Herndon VA-based OPAQ Networks emerged from stealth a year ago with a cloud-based integrated security-as-a-service platform aimed at mid-market customers. Now it is announcing both a planned shift to a 100 per cent channel sales model, and a new partner program to support the developing channel.
OPAQ [pronounced opaque] Networks was formed in 2017, and brought its offering to market, with cloud-based network and security solutions acquired with Bat Blue Networks. This was then supplemented last May with the acquisition of Drawbridge Networks and their monitoring and micro-segmentation technology. The OPAQ Cloud now integrates next generation network security, application and SaaS firewall, web application firewall, DDoS mitigation and software-defined segmentation capabilities.
“We are the first to provide a truly integrated security offering delivered from the cloud,” said Ken Ammon, Chief Strategy Officer for OPAQ Networks. “We are independent from the major public cloud players like AWS or Microsoft, but we play as a connector for traditional infrastructure as well as SaaS based applications. There are two major challenges in delivering security in the mid-market. One is a shortage of resources. The other is the need to integrate many point products together. We do both with a cloud-agnostic platform that provides enterprise-grade security at a mid-market price point.”
OPAQ’s sweet spot is companies that want to manage networks, apps and security all as one integrated service rather than as a distributed IT management structure.
“We’ve found that there is a tipping point for organizations, where they move away from these separate shops, and it impacts primarily organizations smaller than enterprises,” Ammon said. “In enterprise organizations, you have to talk to all these different groups and it’s too hard for us to after that market because our value proposition is around our ability to integrate network and security into a single stack. That’s a lot more attractive to resource-strapped organizations, or MSPs, who are themselves typically resource-strapped. With this level of customer, it’s a much easier conversation for us.”
OPAQ launched with a direct sales model which Ammon said was very deliberate – but also intended to be temporary.
“Starting out with a 100 per cent direct model was purposeful,” he said. “We were investing heavily in acquisitions, and building IT, and we wanted to be able to articulate the scale and value proposition to customers. We had always planned to move to a channel model when we were ready to support them. We are at that point now, and will be selling through a 100 per cent channel model moving forward.”
Ammon indicated that OPAQ Networks’ channel model is relatively select however, not the type that looks to sign up thousands of MSP partners.

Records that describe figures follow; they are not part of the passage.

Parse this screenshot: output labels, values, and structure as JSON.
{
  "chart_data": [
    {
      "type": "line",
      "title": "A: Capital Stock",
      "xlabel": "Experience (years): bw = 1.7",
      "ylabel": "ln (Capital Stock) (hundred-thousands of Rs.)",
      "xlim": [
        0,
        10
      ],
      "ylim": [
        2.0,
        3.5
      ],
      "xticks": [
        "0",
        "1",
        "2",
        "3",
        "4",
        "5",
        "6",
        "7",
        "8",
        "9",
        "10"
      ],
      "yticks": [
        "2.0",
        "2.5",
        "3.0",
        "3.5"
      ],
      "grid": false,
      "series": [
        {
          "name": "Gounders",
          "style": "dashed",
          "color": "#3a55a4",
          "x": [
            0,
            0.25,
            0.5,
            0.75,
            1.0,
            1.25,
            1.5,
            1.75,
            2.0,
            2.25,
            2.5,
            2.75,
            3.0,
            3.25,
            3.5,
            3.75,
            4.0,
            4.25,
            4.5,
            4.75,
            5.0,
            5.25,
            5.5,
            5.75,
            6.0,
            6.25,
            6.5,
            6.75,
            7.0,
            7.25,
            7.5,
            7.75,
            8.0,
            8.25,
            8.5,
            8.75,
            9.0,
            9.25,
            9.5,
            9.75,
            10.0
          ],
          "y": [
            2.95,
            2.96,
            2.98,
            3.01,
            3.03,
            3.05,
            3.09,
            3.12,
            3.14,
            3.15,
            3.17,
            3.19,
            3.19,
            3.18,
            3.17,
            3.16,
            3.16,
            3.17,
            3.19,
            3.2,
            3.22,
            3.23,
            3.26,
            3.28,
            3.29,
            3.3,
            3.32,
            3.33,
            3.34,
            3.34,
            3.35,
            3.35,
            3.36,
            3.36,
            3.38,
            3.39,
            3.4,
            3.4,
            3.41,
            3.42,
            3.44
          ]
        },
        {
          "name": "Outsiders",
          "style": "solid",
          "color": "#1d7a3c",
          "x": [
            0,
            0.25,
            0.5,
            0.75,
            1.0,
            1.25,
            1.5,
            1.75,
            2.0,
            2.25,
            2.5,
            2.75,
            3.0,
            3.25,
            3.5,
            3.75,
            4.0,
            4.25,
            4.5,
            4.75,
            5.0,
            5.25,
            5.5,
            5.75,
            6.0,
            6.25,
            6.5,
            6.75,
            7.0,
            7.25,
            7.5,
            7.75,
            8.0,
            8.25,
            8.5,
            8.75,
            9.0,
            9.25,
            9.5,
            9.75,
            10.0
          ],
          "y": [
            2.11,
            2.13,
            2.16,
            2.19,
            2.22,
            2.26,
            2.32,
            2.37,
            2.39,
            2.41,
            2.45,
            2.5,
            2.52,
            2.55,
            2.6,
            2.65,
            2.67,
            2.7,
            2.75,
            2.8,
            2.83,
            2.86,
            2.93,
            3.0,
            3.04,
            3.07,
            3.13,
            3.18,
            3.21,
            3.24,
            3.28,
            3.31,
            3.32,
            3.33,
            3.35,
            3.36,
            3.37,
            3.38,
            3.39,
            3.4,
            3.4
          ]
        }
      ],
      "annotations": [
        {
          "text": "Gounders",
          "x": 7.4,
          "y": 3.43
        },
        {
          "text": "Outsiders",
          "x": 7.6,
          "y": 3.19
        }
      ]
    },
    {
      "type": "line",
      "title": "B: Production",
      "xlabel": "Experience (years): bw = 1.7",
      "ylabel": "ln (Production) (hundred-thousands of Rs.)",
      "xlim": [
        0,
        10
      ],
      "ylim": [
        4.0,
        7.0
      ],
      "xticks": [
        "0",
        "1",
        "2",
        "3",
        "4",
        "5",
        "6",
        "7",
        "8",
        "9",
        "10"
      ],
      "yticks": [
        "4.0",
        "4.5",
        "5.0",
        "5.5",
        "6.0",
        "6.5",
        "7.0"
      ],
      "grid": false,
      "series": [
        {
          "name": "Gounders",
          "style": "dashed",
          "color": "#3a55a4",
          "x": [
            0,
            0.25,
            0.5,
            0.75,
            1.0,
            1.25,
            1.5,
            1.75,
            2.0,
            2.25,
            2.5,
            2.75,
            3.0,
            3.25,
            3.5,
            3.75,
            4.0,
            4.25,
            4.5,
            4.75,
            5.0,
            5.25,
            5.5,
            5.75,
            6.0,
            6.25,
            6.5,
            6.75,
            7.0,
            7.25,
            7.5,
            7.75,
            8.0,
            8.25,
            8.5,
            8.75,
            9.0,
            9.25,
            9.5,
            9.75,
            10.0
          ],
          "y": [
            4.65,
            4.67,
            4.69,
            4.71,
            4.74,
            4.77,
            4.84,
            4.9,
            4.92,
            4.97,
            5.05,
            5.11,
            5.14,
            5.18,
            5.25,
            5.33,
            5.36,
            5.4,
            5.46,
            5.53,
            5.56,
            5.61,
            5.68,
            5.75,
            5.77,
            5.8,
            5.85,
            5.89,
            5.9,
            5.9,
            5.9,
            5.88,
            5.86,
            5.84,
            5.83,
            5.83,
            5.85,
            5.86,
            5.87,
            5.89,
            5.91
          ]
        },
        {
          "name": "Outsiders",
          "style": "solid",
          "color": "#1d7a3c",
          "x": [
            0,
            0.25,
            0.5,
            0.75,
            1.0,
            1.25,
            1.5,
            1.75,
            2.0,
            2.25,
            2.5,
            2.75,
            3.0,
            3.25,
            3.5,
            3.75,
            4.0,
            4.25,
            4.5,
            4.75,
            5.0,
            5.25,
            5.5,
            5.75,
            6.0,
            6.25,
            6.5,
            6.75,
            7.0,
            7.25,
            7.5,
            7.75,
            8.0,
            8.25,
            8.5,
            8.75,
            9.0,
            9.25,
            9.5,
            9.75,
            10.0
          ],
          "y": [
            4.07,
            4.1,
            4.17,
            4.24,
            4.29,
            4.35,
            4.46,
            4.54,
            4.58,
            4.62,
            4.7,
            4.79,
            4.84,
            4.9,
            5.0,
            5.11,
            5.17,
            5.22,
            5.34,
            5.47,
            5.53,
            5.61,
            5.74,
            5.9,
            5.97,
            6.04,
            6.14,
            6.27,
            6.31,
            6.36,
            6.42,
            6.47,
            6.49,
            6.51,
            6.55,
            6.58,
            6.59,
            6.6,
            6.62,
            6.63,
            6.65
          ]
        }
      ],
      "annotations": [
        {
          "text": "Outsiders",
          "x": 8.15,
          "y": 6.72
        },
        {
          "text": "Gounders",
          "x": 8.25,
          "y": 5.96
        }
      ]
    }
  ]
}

“Because we have been selling direct, we are launching with just a handful of partners, after doing a soft launch at the end of last year,” he said. “We are looking at 30 partners as our goal for the year. These include both traditional resellers moving into managed services, as well as established MSPs who see our cloud-based platform as a better way to deliver core security functions, as well as more lucrative ones like managed detection and response services.”
They do not presently have any Canadian partners signed up, although Ammon indicated that they are talking with a couple potential ones.
The program includes the expected staples such as deal registration, high margins, MDF, and rapid onboarding, but Ammon said that it is put together in such a way to make it more than the sum of its parts.
“Because we have launched fresh, and this is a brand new program, we have done a really advanced job for an early stage company for delivering platform and tool sets to be successful,” Ammon said. “We have invested in our portal with its features like deal registration, and integrated it all into the fully integrated cloud-based platform. When the MSP hits go, they also get a fully cloud-based program that is customized for specific customers. The level of integration makes many companies who are a lot bigger than us look half-baked.”
Ammon emphasized that the technology behind the program is also solid.
“2017 was a big investment year for us,” he said. “The tenets of being a cloud provider include flexibility, agility and scalability, and we made sure that the platform and business systems met those expectations. Both core components underlying them, from Bat Blue and Drawbridge, are proven technologies.”
Ammon struck a more positive note than some others in the security space in terms of how the industry as a whole will be able to meet the anticipated challenges of 2018.
“Mid-sized organizations are under the same sophisticated attacks as larger ones. and are more dependent on outsourced security,” he said. “We are looking on 2018 as a sea change year. We see a shifting of the tide this year, in favor of those defending their systems, rather than those attacking.”